I was in the middle of writing this column and then I got distracted. Following my own advice, as I write about consumer issues, I ordered the euros for our family holiday to France online. I’ve told people that this usually means the best rate and savings on commission. Big mistake.
I found the currency company via a well-known comparison website. So far, so good. A big banner headline on their own site proclaimed “free next day delivery for orders over £700”. I don’t know about you, but I tend to believe what it says in a headline.
I went ahead and ordered £820 worth. This is a huge amount of money in our house, the result of months of hard work, saving and going without luxuries, including a new swimming costume for me. Some might call that part a blessing in disguise.
Anyway, I digress. There I was, writing about the terrible customer service I’ve recently encountered at the hands of a very well-known breakdown recovery service, when a nagging fear began to distract my thoughts.
I’d just transferred several hundred pounds to a company I’d never dealt with before in my life and I’d had not received any acknowledgment at all.
I made a slightly panicky phone call to their customer services department. All was ok, but I asked to double-check that delivery was on course for the next working day, Friday. This element was vital; the Bank Holiday weekend loomed and we faced the prospect of an imminent holiday abroad with no cash.
“Oh, we don’t guarantee next-day delivery,” was the airy response of the woman at the end of the phone. “But, but, it says so here…” I spluttered. “Check the small print,” she said.
I’ll leave you to imagine how I replied, but it wasn’t pretty. She then said she would see what she could do and advised me to ring back in an hour. The minutes slowly ticked by. I rang back. The even airier (if that was possible) man who answered said that my order wasn’t on the list for next-day dispatch, and I might expect it either Saturday or Tuesday.
Given that on Tuesday we were due to be in Marseille, this was no good at all. I kicked off. And then I compromised by handing over £10 to guarantee Saturday delivery, thereby negating any savings I thought I had made.
Next, I hastily composed an email to the customer services managers and press offices of both the currency exchange company and the comparison site, citing both my personal distress and professional interest.
About half an hour later, I received an email myself. As if by magic, the currency company had managed to get my order on the next-day delivery list after all and had refunded the tenner I’d been forced to give them.
Our money did arrive on time and I’d like to say that we all lived happily ever after. However, I’ve still got to deal with the very-well known breakdown recovery company, who in partnership with an equally well-known garage chain, almost wrote my car off in June. I’ll keep the details brief; what’s crucial here is that I pay a policy which covers me for breakdown and repair.

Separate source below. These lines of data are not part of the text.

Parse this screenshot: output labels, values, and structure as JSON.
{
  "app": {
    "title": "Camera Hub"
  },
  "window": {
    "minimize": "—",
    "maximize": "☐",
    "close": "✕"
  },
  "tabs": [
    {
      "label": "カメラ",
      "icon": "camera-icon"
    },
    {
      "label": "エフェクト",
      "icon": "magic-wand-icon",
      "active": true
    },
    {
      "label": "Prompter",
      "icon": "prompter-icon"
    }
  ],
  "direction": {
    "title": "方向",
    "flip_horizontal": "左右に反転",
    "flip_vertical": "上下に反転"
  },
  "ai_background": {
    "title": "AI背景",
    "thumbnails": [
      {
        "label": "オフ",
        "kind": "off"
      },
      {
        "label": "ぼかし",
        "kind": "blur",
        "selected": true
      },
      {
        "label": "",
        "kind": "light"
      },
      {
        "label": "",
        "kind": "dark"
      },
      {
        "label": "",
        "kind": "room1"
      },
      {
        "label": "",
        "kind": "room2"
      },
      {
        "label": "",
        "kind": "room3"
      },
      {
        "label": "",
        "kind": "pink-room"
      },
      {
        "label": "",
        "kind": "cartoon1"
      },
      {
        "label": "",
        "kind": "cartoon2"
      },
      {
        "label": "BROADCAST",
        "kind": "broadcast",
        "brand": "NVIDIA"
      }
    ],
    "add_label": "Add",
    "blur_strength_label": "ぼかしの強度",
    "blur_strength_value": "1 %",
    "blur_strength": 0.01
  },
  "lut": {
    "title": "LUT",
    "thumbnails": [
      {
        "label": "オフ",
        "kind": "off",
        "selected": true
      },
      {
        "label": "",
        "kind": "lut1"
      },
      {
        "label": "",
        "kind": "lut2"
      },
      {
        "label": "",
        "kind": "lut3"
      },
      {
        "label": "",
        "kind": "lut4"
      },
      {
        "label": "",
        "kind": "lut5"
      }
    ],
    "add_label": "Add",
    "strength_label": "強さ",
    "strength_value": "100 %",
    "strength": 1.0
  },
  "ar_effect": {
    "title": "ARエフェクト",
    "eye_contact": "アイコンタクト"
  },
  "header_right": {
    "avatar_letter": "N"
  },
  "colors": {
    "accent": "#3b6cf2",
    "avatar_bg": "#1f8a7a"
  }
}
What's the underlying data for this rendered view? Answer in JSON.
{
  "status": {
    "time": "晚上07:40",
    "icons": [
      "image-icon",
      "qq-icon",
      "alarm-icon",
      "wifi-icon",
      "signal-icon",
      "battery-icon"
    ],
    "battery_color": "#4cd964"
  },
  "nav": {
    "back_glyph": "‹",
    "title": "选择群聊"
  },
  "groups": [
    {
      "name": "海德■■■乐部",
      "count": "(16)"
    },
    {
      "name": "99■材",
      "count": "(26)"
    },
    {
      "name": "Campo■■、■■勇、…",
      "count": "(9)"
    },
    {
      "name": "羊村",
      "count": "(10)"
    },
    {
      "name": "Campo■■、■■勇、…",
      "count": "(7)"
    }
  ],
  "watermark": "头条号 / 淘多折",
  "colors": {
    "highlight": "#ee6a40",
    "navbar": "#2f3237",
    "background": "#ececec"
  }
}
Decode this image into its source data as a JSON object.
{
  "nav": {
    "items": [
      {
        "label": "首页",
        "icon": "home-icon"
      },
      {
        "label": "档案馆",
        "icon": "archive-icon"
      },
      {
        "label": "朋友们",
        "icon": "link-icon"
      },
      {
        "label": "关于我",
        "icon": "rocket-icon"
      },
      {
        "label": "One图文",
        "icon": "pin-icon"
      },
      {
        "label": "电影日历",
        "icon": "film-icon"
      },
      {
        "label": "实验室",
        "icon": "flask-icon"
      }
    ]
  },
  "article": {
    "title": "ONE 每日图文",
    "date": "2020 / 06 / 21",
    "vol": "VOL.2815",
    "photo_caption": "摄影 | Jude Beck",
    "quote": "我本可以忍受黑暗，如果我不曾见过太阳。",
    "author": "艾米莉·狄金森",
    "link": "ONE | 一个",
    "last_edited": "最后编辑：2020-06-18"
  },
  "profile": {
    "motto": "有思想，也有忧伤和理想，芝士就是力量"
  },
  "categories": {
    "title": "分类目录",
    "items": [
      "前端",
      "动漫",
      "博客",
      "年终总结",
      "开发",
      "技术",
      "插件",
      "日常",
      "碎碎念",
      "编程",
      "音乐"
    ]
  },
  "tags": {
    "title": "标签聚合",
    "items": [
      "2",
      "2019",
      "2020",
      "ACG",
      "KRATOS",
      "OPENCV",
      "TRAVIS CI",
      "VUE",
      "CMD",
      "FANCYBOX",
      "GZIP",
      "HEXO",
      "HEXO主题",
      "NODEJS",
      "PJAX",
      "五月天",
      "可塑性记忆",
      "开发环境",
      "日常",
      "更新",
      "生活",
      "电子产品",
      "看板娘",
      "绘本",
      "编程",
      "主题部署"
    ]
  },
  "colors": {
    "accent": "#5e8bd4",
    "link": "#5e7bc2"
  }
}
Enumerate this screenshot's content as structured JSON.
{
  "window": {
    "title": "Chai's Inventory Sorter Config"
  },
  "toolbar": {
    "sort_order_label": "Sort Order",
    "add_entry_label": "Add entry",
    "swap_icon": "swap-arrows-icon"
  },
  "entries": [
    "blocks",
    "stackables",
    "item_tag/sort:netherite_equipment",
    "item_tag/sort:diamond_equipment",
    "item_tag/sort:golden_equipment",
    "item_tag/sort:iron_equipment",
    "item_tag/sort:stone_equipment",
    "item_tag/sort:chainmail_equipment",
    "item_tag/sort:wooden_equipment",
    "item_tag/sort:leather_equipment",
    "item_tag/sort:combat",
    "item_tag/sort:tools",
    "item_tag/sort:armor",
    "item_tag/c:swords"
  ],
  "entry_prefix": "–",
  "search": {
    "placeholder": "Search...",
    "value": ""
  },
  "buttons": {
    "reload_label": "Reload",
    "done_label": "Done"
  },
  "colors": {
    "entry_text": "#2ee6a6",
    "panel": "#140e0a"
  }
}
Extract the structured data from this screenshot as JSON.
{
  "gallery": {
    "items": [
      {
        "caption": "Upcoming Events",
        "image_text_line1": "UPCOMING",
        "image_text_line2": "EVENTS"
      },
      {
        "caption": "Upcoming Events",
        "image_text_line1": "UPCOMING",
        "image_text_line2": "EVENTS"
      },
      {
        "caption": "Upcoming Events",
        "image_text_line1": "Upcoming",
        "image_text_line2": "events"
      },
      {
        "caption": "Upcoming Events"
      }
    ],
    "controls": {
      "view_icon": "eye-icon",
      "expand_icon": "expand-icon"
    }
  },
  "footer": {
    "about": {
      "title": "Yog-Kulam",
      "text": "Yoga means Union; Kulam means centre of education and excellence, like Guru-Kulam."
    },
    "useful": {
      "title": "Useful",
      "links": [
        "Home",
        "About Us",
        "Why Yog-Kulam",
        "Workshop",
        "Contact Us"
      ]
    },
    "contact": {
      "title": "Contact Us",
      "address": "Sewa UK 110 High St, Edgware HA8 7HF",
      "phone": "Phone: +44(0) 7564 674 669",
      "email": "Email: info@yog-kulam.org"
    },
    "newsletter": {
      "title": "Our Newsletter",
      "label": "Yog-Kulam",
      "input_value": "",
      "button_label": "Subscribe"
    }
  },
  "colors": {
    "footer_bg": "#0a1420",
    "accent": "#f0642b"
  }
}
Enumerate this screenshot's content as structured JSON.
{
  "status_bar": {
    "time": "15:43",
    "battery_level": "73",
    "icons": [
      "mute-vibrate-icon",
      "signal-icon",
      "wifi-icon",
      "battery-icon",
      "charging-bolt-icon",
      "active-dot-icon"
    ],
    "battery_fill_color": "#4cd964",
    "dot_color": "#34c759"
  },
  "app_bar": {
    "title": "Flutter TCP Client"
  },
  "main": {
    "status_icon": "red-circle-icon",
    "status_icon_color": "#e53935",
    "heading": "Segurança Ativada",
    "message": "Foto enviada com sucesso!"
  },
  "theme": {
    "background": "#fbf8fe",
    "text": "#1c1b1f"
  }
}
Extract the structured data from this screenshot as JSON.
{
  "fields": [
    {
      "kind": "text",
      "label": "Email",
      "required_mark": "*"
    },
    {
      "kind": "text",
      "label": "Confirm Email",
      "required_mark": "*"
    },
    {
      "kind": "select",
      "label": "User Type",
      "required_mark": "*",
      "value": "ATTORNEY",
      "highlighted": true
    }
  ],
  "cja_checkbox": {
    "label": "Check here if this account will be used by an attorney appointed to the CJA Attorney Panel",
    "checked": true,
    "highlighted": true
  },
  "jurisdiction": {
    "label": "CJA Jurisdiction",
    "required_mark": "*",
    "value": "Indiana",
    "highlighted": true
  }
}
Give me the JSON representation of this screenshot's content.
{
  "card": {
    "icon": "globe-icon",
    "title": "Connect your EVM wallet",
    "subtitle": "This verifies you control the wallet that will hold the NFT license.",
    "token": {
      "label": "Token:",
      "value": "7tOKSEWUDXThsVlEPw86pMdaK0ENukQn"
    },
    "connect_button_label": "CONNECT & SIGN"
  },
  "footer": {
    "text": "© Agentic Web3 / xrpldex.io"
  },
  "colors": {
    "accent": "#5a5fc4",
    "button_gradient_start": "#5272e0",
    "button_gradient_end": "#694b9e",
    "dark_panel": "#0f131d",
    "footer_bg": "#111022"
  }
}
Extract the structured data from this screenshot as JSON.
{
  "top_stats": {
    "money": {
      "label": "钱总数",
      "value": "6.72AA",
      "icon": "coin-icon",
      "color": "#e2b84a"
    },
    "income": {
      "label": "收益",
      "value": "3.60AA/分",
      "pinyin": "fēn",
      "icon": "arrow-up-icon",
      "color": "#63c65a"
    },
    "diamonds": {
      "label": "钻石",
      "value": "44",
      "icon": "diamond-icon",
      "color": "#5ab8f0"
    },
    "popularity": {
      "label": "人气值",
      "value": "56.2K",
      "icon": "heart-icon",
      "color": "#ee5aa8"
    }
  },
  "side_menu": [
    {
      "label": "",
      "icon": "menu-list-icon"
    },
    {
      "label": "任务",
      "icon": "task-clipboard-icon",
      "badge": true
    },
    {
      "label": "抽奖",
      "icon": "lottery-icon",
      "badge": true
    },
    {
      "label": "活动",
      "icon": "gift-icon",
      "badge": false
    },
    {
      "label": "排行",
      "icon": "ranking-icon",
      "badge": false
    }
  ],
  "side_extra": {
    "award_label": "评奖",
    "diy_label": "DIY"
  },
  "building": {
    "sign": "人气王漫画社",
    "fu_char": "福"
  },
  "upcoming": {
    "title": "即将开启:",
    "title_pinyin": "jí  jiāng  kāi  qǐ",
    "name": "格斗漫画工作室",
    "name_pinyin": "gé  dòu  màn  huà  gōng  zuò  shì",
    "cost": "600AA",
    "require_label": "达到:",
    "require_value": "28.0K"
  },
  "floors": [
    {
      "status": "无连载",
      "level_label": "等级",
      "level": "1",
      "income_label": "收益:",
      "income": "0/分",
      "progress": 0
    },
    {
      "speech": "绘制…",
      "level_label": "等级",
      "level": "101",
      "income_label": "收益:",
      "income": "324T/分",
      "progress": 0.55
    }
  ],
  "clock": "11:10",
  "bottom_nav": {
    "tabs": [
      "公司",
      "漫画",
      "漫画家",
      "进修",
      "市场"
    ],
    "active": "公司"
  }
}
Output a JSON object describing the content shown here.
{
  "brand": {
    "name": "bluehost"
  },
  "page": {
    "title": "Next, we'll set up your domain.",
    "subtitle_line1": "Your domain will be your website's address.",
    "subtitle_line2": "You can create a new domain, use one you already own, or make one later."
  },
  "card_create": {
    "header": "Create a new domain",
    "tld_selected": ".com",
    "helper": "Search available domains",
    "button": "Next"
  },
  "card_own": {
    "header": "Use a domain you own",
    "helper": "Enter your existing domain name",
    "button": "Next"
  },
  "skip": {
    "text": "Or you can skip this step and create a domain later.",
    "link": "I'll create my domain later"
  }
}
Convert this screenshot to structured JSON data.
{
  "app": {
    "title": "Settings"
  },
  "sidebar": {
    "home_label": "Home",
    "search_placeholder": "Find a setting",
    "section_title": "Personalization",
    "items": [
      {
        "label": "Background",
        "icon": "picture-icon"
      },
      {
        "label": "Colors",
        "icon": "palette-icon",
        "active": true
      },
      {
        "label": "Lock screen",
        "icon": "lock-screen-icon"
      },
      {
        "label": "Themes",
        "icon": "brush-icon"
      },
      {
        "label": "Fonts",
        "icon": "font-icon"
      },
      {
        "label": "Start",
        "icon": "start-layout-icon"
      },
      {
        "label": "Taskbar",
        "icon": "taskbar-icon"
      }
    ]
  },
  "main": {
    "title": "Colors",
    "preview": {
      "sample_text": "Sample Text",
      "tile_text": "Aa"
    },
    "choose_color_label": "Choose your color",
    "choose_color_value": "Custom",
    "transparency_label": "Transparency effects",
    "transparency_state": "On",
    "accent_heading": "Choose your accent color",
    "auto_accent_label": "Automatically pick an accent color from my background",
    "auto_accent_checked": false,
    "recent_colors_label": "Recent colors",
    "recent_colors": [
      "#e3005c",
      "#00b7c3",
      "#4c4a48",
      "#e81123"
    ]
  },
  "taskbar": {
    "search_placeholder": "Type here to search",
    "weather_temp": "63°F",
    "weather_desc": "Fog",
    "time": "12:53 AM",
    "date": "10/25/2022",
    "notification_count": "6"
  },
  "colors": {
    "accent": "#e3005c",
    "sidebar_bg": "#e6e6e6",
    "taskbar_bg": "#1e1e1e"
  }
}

Unfortunately, in the name of “updating” company rules, the terms of the repair element have become extremely stringent. The garage said that the problems with my car were catastrophic, I would not be covered for the full repair amount and it would cost something in the region of £1,100 to sort.
We took the very, very reluctant decision that the only sensible course of action would be to scrap the poor thing. That sum was more than the car itself is worth.
Luckily for us, the scrap lad who picked it up is something of an amateur mechanic himself. He took a look and phoned us up. The fault with the gearbox was actually easy to mend. Did we want him to sort it out for a very modest fee and rescue dear old Polly the Polo from the crusher? I think you can guess what our answer was. The breakdown cover company, apparently the UK’s most trusted brand, have been dealing with my complaint since the middle of July. We await the outcome.
Two things I have learned from all of this. We might live in a computerised, automated world, but the human factor is vital if we are to survive with our sanity intact. I can’t fault the patrolman who rescued my car when it broke down and towed us to the garage. He was so polite and can-do, even though the breakdown did occur in the middle of a wood, half-an-hour before the kick-off of the England-Croatia World Cup semi-final.
And although I pressurised them, I can’t fault the person at the currency exchange who decided to show some compassion and rescue a family from a holiday without cash. I hope such cautionary tales as mine will be related in every training session in every call centre in the country. Profits and rules and targets are important, but people matter above all.